Taunton and Somerset Foundation Trust, St Helens and Knowsley Teaching Hospitals Trust and Blackpool Teaching Hospitals Foundation Trust have established a community interest company to be the host organisation for a new open source patient records system.

The three organisations will all use the same open source electronic records system, OpenMAXIMS, provided by IT vendor IMS Maxims.  

The three trusts came to an agreement on the project in December and the new company was approved by Companies House earlier this month.

The trusts said the new system will cut costs and encourage more clinicians to get involved with developing the software.

Open source advocates say benefits include avoiding being locked into lengthy contracts with proprietary vendors, who charge substantial fees for system alterations, and also that trusts will be able to involve greater clinical engagement in the design of the systems.

This is made possible because the source code in open source systems is available for use and modification free of charge.

Based on a model first used in the US, the community interest company acts as the “custodian” of the code that underpins the system.
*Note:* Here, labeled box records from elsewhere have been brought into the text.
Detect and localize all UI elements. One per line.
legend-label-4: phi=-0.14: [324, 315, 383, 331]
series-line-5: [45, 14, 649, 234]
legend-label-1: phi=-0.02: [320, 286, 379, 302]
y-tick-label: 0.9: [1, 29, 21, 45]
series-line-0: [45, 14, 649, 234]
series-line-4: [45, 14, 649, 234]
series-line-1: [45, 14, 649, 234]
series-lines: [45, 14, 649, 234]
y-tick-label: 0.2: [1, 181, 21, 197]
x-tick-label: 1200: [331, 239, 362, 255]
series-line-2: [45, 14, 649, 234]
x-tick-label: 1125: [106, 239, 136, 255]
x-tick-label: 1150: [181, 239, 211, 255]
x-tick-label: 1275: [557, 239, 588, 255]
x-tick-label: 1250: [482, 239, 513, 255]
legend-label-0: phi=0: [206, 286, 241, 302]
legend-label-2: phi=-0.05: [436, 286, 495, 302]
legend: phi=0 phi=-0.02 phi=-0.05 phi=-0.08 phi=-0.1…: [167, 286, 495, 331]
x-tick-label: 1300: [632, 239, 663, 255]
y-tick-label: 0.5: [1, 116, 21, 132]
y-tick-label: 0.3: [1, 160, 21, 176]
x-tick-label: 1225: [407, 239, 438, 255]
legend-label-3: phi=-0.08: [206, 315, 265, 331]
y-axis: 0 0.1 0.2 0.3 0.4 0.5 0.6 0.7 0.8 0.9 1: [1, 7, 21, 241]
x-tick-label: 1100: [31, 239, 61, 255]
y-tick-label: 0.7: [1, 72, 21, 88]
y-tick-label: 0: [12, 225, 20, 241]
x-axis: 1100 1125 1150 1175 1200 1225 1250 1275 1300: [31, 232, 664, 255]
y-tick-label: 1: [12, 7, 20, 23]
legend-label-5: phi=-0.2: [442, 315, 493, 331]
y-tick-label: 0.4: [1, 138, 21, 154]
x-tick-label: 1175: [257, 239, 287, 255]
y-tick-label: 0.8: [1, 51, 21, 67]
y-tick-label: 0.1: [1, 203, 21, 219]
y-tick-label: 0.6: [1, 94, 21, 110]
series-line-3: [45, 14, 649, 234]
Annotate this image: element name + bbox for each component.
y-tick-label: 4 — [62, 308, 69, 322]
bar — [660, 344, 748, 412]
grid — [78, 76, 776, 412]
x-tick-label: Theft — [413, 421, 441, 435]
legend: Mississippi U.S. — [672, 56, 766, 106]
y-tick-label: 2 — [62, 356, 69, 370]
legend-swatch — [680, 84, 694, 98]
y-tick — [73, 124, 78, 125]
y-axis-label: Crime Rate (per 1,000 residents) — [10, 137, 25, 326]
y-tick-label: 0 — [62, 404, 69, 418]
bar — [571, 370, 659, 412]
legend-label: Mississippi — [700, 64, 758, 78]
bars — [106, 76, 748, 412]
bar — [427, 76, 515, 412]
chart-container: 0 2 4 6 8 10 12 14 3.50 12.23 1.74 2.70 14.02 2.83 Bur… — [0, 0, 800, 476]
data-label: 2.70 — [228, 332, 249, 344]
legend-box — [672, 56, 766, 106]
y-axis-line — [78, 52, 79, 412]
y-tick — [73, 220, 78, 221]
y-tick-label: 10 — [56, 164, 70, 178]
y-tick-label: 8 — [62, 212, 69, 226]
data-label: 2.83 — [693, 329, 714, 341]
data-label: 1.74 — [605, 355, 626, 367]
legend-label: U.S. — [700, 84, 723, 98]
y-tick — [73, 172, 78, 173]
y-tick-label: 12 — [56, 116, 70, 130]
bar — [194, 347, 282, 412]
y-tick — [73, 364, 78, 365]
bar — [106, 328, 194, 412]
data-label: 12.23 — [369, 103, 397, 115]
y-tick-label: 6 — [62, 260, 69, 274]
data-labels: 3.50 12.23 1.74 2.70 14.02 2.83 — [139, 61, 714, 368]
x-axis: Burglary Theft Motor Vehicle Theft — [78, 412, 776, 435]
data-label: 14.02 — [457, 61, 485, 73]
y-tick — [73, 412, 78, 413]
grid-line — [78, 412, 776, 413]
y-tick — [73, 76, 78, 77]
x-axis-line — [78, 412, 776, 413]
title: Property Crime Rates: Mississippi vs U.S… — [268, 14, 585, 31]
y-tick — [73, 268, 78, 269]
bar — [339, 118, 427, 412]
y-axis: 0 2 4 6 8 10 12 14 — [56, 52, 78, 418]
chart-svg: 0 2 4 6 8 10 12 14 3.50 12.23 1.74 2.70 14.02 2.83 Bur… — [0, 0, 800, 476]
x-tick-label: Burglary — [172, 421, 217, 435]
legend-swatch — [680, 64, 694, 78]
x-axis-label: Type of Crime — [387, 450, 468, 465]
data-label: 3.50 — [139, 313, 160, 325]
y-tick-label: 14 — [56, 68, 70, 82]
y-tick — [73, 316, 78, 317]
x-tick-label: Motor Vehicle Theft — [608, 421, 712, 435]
It also provides an environment in which the code can be tested before use. Member trusts can then make alterations to the code to tailor the system for their needs.

Taunton and Somerset’s informatics director, Malcolm Senior, told HSJ the trust would be able to cut its £2m electronic patient record system running costs “by about half” in the longer term, in comparison with the Cerner Millennium system it is using at the moment.  

Mr Senior said: “The community interest company is a way to form an alliance with other trusts who are using the same system as us and trying to deliver the same sort of care of us.

“The community interest company allows us to get the benefits of economies of scale and risk sharing but we can still develop a system with the functionality we need to best suit our local needs.”

However, he added that it was “disappointing” that the trust was still awaiting to hear on whether it had secured funding from the second tranche of NHS technology funding, which was originally worth £240m but has been raided by the government for winter pressures funding, as HSJ revealed last month. 

“We had planned, based on feedback, that our bid was a priority for funding, but it’s now February and we’ve still not heard anything,” Mr Senior said.

Chair of the Chief Clinical Information Officers Network Joe McDonald said the new company was a “really interesting, positive development”.

Dr McDonald said: “NHS England is looking to build an infrastructure of open source projects that could rival some of the big suppliers and develop more flexible, adaptable, NHS friendly systems.

“As well as developing systems that people can adapt to their local needs, it might make the big providers pause for thought about the amount they are charging trusts.”

NHS England announced in 2013 it wanted to encourage more trusts to use open source patient records systems and that a number of trusts were looking to establish community interest companies in order to do so.